How the design of your workplace blocks strategic thinking
Supporting and sustaining a long-term perspective is a high priority for most executives and boards. Yet, as reported in a recent McKinsey study, their inability to hold and respond to variable and varying time frames became a significant factor influencing stress and a loss of the strategic focus essential for innovation.
A surprising finding was that the greatest pressure on executives for evidence of short-term performance came not from their customers, competitors or investors, but from inside the organization from other executives and managers. Much of this pressure appeared to come from uncertainty about the future and the economy, but much of it also formed in the financial metrics the companies used.
The report recommended structural and cultural adjustments, and also a change in performance metrics. A key recommendation was to move to to narrative reports on strategic objectives and a longer period in financial reporting.
We like the McKinsey recommendations but find them too focused on the needs of executives and boards. The reports around the board table will be much more satisfying if companies and organizations seeking higher performance and strategic differentiation also consider how the planning of the workplace is a more important asset. These companies should design a workplace that has the settings and the artifacts to support near-term work and provide a view of the longer strategic horizon.
Time and workplace design are misaligned.
Even though the cycles and patterns of work are changing continuously, the workplace remains a static environment – we have to work around a fixed set of conditions rather than shape our settings to the work that we do. What would happen to the workplace, what would happen to our work, if time were a factor in design?
We are increasing fascinated with the challenge to address time in the design of the workplace. That is, we see time cycles in work as increasingly varied – fast, slow, and spiky in character. In the course of any conventional metric of time – hour, day, week, month – our work is constantly shifting between projects that take a long time and modules of projects that need resolution before moving on. There are the tasks that take focus and separation, and there are the things that distract or attract us and grab our attention for a short period. There are things that become urgent and must be done now, overtaking things that are important but that have a different time frame.
It seems that a work culture with different and variable time horizons might become a higher performing culture if the workplace were designed to support it. If time were a factor influencing the design of the workspace, how might we respond?
Organizations with a more strategic time frame look different than organizations limited to short-term thinking
When we look at a conventional workplace, one planned and designed around entitlements relating to organizational design, we see a workplace in which the variable cycles and perspectives of innovation and performance are absent.
Workstations are designed for individuals doing repetitive production tasks, an increasingly rare job type. The gathering clutter in workstations might be signs of an increasing individual responsibility becoming overtaken by the tasks and artifacts of multiple projects, committee work, team work, periodic reporting, get-it-done-now tasks and other evidences of roles with different time frames but the inability of the workplace to accommodate this asynchronicity.

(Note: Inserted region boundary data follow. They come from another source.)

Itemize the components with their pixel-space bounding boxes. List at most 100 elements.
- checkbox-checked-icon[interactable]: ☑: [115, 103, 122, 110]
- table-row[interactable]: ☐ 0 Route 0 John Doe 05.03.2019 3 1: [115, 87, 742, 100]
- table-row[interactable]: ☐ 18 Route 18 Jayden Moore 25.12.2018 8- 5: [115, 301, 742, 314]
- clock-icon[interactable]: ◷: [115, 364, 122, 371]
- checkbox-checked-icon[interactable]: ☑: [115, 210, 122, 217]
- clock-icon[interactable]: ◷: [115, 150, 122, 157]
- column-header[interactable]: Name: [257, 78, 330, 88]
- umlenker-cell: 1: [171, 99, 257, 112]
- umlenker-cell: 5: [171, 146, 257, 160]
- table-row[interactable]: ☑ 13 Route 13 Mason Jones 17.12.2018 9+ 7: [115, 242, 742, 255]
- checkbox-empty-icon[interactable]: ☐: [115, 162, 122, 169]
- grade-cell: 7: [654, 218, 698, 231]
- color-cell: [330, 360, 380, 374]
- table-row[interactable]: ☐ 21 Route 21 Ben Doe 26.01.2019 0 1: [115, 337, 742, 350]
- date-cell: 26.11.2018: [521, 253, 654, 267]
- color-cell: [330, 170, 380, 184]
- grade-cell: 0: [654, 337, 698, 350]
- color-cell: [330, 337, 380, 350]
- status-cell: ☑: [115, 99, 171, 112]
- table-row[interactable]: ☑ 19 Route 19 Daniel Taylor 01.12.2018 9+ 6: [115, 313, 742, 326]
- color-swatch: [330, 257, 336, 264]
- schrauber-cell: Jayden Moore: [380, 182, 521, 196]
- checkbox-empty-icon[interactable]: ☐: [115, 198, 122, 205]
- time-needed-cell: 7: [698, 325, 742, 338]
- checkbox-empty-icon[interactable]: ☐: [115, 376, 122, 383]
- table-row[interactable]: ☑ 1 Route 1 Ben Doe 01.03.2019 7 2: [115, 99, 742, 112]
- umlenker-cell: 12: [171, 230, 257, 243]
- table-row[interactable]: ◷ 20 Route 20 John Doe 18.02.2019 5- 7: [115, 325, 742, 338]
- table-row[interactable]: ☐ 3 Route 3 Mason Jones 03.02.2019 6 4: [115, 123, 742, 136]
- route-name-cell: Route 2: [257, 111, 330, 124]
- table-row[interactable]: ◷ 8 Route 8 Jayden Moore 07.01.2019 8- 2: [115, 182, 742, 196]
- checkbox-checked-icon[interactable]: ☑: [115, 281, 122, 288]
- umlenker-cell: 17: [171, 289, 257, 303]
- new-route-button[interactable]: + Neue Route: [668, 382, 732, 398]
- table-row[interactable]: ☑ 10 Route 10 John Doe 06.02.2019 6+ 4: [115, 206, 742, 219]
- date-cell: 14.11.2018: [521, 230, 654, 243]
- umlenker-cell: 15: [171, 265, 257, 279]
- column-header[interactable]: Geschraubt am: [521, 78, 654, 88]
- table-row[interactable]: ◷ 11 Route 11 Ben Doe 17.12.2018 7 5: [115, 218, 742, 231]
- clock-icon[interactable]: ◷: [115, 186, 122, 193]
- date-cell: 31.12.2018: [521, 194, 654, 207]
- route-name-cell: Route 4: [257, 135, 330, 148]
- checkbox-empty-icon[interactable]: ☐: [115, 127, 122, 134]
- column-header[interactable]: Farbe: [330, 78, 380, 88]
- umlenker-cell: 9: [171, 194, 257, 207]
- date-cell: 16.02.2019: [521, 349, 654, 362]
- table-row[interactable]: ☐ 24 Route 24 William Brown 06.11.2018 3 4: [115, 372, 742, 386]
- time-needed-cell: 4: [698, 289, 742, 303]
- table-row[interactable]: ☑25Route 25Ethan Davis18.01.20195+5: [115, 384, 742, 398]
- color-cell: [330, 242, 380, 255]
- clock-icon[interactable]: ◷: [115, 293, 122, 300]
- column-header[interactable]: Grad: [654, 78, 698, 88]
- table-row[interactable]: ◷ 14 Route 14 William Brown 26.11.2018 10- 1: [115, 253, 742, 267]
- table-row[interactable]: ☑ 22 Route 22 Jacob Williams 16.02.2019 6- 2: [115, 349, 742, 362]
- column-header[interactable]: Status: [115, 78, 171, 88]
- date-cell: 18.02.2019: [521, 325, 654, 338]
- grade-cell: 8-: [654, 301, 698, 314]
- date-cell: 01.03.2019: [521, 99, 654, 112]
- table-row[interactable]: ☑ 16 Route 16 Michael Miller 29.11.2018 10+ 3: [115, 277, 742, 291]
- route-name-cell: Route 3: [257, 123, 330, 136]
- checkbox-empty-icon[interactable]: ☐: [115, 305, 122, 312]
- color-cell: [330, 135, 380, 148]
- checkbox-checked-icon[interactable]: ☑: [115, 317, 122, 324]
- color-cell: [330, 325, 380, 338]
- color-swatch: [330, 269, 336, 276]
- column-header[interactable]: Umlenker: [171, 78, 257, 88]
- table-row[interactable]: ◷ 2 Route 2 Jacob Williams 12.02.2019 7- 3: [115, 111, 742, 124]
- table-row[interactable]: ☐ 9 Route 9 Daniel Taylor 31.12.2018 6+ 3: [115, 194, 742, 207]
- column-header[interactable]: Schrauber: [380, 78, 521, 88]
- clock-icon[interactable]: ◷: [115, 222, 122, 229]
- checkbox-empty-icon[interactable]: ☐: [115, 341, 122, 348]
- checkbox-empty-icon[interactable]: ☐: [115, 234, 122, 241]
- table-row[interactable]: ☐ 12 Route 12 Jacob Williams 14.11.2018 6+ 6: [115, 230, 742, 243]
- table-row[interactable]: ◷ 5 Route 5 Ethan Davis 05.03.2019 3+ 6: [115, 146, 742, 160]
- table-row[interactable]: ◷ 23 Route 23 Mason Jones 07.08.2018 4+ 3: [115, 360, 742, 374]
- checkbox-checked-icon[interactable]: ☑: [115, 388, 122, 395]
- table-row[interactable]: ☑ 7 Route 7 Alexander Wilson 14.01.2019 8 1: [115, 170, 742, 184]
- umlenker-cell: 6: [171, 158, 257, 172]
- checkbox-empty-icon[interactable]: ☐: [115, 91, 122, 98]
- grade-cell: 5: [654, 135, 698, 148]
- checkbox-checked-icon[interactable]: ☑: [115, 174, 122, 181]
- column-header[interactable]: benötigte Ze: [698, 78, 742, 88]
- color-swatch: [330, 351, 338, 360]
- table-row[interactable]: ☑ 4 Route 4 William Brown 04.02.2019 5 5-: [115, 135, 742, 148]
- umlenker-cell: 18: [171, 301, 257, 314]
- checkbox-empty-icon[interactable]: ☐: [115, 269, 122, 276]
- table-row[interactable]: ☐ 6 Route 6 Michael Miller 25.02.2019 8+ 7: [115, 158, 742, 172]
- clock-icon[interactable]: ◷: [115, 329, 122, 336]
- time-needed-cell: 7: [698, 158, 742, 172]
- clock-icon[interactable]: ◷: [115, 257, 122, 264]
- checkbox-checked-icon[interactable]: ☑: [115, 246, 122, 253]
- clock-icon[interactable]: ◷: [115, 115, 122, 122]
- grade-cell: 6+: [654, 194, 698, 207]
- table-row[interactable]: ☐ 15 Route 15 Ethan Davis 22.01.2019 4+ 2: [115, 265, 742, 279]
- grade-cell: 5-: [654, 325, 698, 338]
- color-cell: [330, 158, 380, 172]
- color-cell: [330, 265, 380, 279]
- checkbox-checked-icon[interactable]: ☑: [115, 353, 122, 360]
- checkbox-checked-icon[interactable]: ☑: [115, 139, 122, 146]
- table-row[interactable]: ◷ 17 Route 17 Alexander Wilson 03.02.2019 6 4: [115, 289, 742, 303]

When we make observations in those workplaces and reflect on survey data regarding occupancy and utilization, we see a workforce that nonetheless marks time in daily increments. Their inability to accommodate work flux seems to default people back to clock time. That is, we see a consistent pattern of an eight-to-five occupancy of the workplace, a perception of work and business that is shaped in day-to-day chunks, putting in time. Performance is weak. Innovation, perhaps not expected, is absent.

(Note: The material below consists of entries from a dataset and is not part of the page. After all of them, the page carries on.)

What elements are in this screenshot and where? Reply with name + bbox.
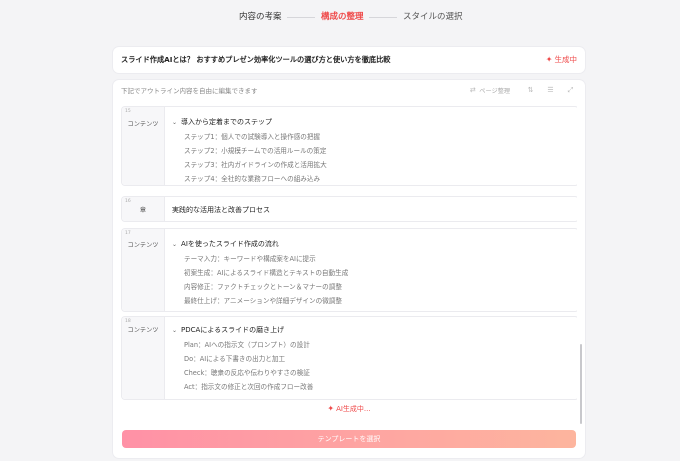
section-item[interactable]: 最終仕上げ：アニメーションや詳細デザインの微調整: [184, 295, 342, 305]
section-heading[interactable]: ⌄ 導入から定着までのステップ: [172, 117, 272, 127]
outline-section[interactable]: 16 章 実践的な活用法と改善プロセス: [121, 196, 577, 222]
section-item[interactable]: 初案生成：AIによるスライド構造とテキストの自動生成: [184, 267, 348, 277]
chevron-down-icon[interactable]: ⌄: [172, 119, 177, 126]
edit-hint: 下記でアウトライン内容を自由に編集できます: [121, 87, 258, 95]
section-heading[interactable]: ⌄ AIを使ったスライド作成の流れ: [172, 239, 279, 249]
step-structure[interactable]: 構成の整理: [321, 9, 364, 25]
section-heading[interactable]: 実践的な活用法と改善プロセス: [172, 205, 270, 215]
step-style[interactable]: スタイルの選択: [403, 9, 463, 25]
section-type: 章: [139, 207, 147, 214]
section-number: 16: [125, 199, 131, 204]
ai-status-label: AI生成中...: [336, 405, 371, 413]
step-divider: [369, 17, 397, 18]
section-item[interactable]: テーマ入力：キーワードや構成案をAIに提示: [184, 253, 316, 263]
step-divider: [287, 17, 315, 18]
section-item[interactable]: ステップ4：全社的な業務フローへの組み込み: [184, 173, 320, 183]
collapse-icon[interactable]: ⇅: [526, 86, 535, 95]
section-item[interactable]: Check：聴衆の反応や伝わりやすさの検証: [184, 367, 310, 377]
section-sidebar: 17 コンテンツ: [122, 229, 165, 311]
presentation-title: スライド作成AIとは？ おすすめプレゼン効率化ツールの選び方と使い方を徹底比較: [121, 55, 391, 64]
outline-section[interactable]: 15 コンテンツ ⌄ 導入から定着までのステップ ステップ1：個人での試験導入と操…: [121, 106, 577, 186]
section-heading[interactable]: ⌄ PDCAによるスライドの磨き上げ: [172, 325, 284, 335]
section-item[interactable]: ステップ3：社内ガイドラインの作成と活用拡大: [184, 159, 327, 169]
section-item[interactable]: 内容修正：ファクトチェックとトーン＆マナーの調整: [184, 281, 342, 291]
outline-list[interactable]: 15 コンテンツ ⌄ 導入から定着までのステップ ステップ1：個人での試験導入と操…: [121, 106, 577, 406]
list-icon[interactable]: ☰: [546, 86, 555, 95]
section-item[interactable]: Act：指示文の修正と次回の作成フロー改善: [184, 381, 313, 391]
section-sidebar: 15 コンテンツ: [122, 107, 165, 185]
page-organize-label[interactable]: ページ整理: [479, 86, 510, 95]
sparkle-icon: ✦: [327, 404, 335, 413]
outline-toolbar: ⇄ ページ整理 ⇅ ☰ ⤢: [468, 86, 575, 96]
sparkle-icon: ✦: [545, 55, 553, 64]
section-type: コンテンツ: [127, 121, 159, 128]
section-number: 17: [125, 231, 131, 236]
generating-badge: ✦ 生成中: [546, 47, 577, 73]
chevron-down-icon[interactable]: ⌄: [172, 241, 177, 248]
section-sidebar: 18 コンテンツ: [122, 317, 165, 399]
section-item[interactable]: Do：AIによる下書きの出力と加工: [184, 353, 285, 363]
section-number: 15: [125, 109, 131, 114]
chevron-down-icon[interactable]: ⌄: [172, 327, 177, 334]
step-content[interactable]: 内容の考案: [239, 9, 282, 25]
title-card: スライド作成AIとは？ おすすめプレゼン効率化ツールの選び方と使い方を徹底比較 …: [113, 47, 585, 73]
outline-panel: 下記でアウトライン内容を自由に編集できます ⇄ ページ整理 ⇅ ☰ ⤢ 15 コン…: [113, 80, 585, 458]
expand-icon[interactable]: ⤢: [566, 86, 575, 95]
section-number: 18: [125, 319, 131, 324]
section-item[interactable]: Plan：AIへの指示文（プロンプト）の設計: [184, 339, 310, 349]
section-item[interactable]: ステップ2：小規模チームでの活用ルールの策定: [184, 145, 326, 155]
outline-section[interactable]: 18 コンテンツ ⌄ PDCAによるスライドの磨き上げ Plan：AIへの指示文（…: [121, 316, 577, 400]
generating-label: 生成中: [554, 55, 578, 64]
select-template-button[interactable]: テンプレートを選択: [122, 430, 576, 448]
outline-section[interactable]: 17 コンテンツ ⌄ AIを使ったスライド作成の流れ テーマ入力：キーワードや構成…: [121, 228, 577, 312]
page-organize-icon: ⇄: [469, 86, 476, 94]
section-sidebar: 16 章: [122, 197, 165, 221]
section-type: コンテンツ: [127, 242, 159, 249]
ai-generating-status: ✦ AI生成中...: [113, 404, 585, 414]
progress-stepper: 内容の考案 構成の整理 スタイルの選択: [0, 9, 680, 25]
section-item[interactable]: ステップ1：個人での試験導入と操作感の把握: [184, 131, 320, 141]
section-type: コンテンツ: [127, 327, 159, 334]
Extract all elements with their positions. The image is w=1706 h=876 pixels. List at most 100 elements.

When we look at a more strategically-oriented and innovative workplace, one planned and designed around projects, we see an entirely different occupancy and utilization pattern. We see a more extended utilization of the work day and an improved responsiveness supporting the kinds of work that cannot be turned on and off like the task-based work of the conventional organization.
People in these organizations move from place to place to utilize the settings and tools that best support their work. Around them are a set of accessibly-located and well-designed amenities that allow them to maintain nutrition, fitness, social connections, and private pursuits while extending their work, as one executive told us, "to both ends of the day." Flow, in other words, is enhanced.
Most significant is the experiential differentiation in these workplaces. Since their work is implemented in projects, the visible artifacts of those projects – products in development, timelines, process maps, customer and cultural data, and other visually expressed information – are everywhere. People gather around them, discuss them, and move off to other settings to apply what they’ve learned. These artifacts assure that their work has at least a project-long time frame. And, since they are set in a context of information and knowledge about customer and culture, they also have an inherent long-range and strategic frame.
How should we respond?
Here are a few questions that might help you as you try to accommodate the new ways of working that come from the increasing variability of job and task time in your work –
- Look at key processes and chart their time frames Uncover the asynchronicity that constrains flow, reduces individual and team effectiveness, and that needs support.
- Consider the artifacts and toolsets that are required for each type of work in each time pattern or cycle. How can settings better support the use of those artifacts?
- Consider different ways of assigning space. Might ii be better for people to move to the settings that best accommodate their work as they move through a day or week rather than be assigned to a common workstation?
When people have the settings that allow them to dynamically adjust to the varying demands and time frames of modern work, they may then have the ability to consider both long-term and short-term objectives, design their day to fit, find places to contribute as needed, become more engaged in their work, and enhance both personal and organization performance and satisfaction.
Or, as a mentor of ours once said, "You can’t think big thoughts in small spaces."